Everybody has heard the misconceptions: White bread makes you fat. Store-bought bread isn’t “fresh.” The list goes on and on, according to the Grain Foods Foundation (GFF).
Then the coronavirus (COVID-19) came, and sales soared as homebound families flocked to supermarkets. During the four weeks ended March 28, sandwich bread sales skyrocketed 37% to $721 million, according to Nielsen data supplied by Todd Hale, principal, Todd Hale LLC, during a webinar sponsored by the American Bakers Association.
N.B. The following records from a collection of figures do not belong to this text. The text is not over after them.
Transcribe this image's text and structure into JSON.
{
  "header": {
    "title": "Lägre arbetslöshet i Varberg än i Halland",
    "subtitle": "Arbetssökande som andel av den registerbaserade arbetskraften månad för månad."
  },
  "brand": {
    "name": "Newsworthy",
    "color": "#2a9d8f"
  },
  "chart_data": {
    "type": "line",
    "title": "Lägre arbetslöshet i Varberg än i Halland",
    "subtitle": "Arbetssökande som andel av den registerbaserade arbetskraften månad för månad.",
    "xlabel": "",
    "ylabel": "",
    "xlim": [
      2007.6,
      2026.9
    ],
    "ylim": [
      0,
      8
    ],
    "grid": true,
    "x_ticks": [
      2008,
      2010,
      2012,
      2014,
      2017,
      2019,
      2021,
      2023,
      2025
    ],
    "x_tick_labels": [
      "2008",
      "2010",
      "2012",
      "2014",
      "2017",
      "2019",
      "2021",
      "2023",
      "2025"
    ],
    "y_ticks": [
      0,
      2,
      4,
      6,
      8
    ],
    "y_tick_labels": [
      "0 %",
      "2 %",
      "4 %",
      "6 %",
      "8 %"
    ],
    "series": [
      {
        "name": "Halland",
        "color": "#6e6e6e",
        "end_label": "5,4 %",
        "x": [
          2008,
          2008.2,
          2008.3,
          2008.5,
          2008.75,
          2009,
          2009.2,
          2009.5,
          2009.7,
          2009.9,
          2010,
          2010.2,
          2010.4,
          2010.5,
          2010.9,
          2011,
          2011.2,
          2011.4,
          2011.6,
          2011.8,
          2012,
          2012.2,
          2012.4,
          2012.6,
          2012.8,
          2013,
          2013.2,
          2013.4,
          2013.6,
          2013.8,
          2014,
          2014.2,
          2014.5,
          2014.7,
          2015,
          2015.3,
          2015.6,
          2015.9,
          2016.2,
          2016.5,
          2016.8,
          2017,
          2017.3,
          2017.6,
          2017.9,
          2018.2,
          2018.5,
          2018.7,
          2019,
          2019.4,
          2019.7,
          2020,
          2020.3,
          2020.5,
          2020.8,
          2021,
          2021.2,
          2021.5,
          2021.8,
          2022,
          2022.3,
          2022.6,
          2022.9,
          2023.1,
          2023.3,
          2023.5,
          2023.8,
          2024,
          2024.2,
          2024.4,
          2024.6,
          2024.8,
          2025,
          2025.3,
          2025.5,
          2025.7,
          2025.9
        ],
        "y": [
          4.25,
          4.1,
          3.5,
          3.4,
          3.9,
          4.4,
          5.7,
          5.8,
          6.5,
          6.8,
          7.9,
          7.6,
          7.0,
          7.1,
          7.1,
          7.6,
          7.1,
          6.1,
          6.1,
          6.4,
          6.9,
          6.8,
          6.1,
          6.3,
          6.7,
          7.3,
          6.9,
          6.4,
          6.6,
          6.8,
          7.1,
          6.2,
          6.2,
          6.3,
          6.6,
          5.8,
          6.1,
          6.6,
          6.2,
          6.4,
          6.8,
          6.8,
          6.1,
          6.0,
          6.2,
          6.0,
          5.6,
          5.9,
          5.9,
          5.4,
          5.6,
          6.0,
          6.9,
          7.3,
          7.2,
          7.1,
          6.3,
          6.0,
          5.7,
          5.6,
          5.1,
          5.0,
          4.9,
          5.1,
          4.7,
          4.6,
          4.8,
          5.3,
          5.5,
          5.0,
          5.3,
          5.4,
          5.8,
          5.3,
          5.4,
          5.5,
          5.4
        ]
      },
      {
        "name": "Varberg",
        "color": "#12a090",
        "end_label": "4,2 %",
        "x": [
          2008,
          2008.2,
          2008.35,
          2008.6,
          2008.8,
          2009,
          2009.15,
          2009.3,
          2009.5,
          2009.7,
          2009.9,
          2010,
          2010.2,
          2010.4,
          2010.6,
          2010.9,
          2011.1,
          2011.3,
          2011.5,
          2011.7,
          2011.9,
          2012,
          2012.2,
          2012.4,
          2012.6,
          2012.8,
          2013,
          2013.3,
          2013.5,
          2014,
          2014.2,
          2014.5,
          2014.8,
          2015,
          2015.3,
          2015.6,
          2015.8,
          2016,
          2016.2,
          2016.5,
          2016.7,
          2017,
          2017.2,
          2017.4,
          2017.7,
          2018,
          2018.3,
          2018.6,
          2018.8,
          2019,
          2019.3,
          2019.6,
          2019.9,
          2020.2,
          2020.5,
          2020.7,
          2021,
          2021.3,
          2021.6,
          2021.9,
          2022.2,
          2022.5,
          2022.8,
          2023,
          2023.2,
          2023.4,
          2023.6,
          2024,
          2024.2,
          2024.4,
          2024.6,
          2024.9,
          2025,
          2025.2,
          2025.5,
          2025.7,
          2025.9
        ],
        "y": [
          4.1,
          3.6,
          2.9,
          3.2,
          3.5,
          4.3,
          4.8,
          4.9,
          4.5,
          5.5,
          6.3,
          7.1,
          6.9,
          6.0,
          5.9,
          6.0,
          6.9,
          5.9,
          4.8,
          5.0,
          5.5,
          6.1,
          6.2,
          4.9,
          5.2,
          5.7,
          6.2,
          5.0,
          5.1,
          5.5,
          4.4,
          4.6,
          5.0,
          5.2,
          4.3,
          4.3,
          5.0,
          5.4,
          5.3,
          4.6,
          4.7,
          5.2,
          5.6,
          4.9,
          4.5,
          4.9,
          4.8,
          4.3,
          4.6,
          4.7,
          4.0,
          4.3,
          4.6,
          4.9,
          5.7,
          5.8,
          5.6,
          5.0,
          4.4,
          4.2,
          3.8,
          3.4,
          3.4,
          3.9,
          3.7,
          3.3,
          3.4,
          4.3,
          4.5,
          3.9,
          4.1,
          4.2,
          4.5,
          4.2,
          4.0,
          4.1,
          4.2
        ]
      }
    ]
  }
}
Overall, the amount of packaged bread sold in March alone resulted in an absolute dollar growth of $194 million compared with March 2019. Mr. Hale called it “an amazing turnaround,” especially when he contrasted that jump to last year’s total performance for sandwich bread sales. For the entire year, they fell $40 million for the 52 weeks ended Dec. 28, 2019.
“When you look at the top-selling categories in March, you have to call out sandwich bread,” Mr. Hale said. “Let’s face it. It’s not been a category that has been delivering strong results.”
Sandwich bread wasn’t the lone benefactor from the bounty of binge-buying. Cracker sales rose $195 million in March, or nearly as much as the $227 million for all of 2019. Cookie sales leaped $144 million in March compared with notching a $127 million upswing for the entire previous year. Keep in mind that these numbers reflect the sales growth of mega categories that range from $5 billion to $7 billion annually at retail, where a double-digit percentage hike hasn’t been seen in decades.
Bread was never dead. People were just buying it in restaurants and eating it at schools. The shutdown just brought that message home.